Dignity Health Calls on Google Glass for Hands-Free Consults
Specifically, Dignity Health has been using the technology in conjunction with Google Glass healthcare software Augmedix, which automatically links doctors with their computers via QR codes. It then links the Glass tech with a “remote scribe,” a medically trained professional who can remotely take notes while the doctor sees a patient.
After three years of employing Glass in this way, the organization is seeing big benefits in the hands-free tech. It has reduced the amount of time Lundquist spends writing up patient notes and other administrative tasks from more than 30 percent to less than 10 percent of his day. Meanwhile, doctor's at Sutter Health save an average of 2 hours a day with the technology.
“It saves us a tremendous amount of time, because by the time I’m done interacting with the patient, my notes are essentially complete,” he tells MobiHealthNews. “It shaves hours off of our time.”
Clinicians can use that extra time to treat more patients or improve their quality of life by spending more time at home and with their families.
“Our physicians are our most valuable asset,” says Lundquist. “They’re obviously smart enough and bright enough to make it through medical school to get to the point where they can provide physician-level care. But our medical records and documentation systems so far have turned them into clerks … and it gets in the way a little bit of doctors being doctors. Glass has allowed us to get back to our main mission, which is seeing patients.”
Google Glass Helps Bring Telemedicine to Rural Hospitals
Dignity Health isn’t alone in its use of Google Glass to aid its healthcare professionals. One Indiana-based startup, Hodei Technology, is bringing Glass to hospitals as a teaching and communication tool for surgeons. It also introduced a technology named Gemini, which enables what Hodei Technology CEO Guy Mascaro calls “first person point-of-view telepresence” through the glasses.

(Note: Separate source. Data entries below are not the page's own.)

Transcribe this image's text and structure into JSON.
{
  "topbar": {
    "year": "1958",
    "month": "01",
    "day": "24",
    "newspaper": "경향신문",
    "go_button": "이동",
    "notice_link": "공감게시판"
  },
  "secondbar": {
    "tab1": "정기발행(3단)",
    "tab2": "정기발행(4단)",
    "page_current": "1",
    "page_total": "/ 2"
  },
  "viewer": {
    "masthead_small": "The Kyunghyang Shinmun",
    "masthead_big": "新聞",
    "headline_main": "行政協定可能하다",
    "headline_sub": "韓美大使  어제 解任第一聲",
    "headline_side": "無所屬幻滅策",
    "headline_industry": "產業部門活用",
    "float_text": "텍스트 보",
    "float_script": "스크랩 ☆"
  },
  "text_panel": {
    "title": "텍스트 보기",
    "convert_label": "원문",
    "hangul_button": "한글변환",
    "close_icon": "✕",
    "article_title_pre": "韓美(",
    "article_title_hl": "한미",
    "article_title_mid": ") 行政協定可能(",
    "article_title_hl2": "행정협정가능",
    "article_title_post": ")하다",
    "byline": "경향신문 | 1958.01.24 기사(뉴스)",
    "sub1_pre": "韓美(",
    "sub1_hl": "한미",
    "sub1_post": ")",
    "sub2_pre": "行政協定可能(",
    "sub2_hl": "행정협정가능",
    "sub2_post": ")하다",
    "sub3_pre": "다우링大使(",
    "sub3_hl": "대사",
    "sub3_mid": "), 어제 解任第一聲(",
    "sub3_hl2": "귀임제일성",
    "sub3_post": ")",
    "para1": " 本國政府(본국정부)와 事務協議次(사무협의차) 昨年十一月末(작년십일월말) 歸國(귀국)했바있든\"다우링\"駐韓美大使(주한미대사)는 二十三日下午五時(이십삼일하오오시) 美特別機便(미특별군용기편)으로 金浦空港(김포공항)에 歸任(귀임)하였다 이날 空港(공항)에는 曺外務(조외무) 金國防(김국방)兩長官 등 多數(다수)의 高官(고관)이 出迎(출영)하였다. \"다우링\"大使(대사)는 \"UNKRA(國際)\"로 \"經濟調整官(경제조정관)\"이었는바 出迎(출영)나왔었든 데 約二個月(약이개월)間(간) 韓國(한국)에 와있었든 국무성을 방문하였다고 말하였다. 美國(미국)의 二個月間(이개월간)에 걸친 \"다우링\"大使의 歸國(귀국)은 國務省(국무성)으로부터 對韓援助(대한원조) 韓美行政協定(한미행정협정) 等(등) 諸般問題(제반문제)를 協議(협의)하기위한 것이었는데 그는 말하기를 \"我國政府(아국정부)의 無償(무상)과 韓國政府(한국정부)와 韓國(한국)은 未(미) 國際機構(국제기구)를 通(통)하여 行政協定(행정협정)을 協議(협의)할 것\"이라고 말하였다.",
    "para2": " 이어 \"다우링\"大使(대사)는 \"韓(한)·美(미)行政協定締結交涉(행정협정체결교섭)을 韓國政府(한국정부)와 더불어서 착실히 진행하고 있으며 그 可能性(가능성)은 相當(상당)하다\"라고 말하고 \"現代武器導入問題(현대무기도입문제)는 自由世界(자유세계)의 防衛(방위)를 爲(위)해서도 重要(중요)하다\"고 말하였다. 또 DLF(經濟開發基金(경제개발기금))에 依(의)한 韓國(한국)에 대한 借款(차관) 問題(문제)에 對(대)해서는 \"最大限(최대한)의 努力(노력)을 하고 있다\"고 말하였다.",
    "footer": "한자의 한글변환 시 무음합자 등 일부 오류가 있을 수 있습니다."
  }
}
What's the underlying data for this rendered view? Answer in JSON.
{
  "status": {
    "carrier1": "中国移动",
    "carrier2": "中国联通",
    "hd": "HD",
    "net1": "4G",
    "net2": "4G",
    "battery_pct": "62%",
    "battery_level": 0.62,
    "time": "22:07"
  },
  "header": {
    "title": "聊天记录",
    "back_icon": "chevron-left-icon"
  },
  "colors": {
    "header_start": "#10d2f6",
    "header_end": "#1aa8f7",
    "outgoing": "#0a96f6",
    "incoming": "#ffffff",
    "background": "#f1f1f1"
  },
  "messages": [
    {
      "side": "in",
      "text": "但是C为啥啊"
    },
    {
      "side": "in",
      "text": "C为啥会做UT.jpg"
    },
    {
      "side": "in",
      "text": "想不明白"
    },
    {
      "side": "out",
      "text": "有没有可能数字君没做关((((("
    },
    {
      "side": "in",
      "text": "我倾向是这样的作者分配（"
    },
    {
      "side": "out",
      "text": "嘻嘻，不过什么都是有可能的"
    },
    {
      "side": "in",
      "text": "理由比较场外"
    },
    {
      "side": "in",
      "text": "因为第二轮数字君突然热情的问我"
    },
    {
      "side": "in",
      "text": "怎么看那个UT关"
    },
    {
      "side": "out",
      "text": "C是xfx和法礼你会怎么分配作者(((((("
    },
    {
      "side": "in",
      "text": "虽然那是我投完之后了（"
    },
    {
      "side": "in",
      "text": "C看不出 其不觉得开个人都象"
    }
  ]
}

“With us, we’re hands free,” Mascaro tells MobiHealthNews in a separate article. “The Gemini unit can also stream [visual data from a] fluoroscope or ultrasound or derm wand or otoscope. And that’s what other telemedicine equipment can do, but everything else is either cart-based or you have to hold it — like an iPhone, an iPad, or a computer. So you never really get that first person point of view. So the fact that we’re hands free and you see through the eyes of the individual you are coaching, mentoring, or directing is really what the difference is all about.”
The Glass-enabled telemedicine technology could potentially help rural hospitals cut down on patient transport costs as well as augment care by providing doctors in remote regions with additional expertise through telemedicine consults.
“A remote rural care isn’t always the wilds of Appalachia or the southwest or northern Canada,” Mascaro says. “You could think about using it in prisons, longterm care facilities, and even home care eventually, where the spouse is now the caregiver, for everything from Alzheimers to wound care, you name it.”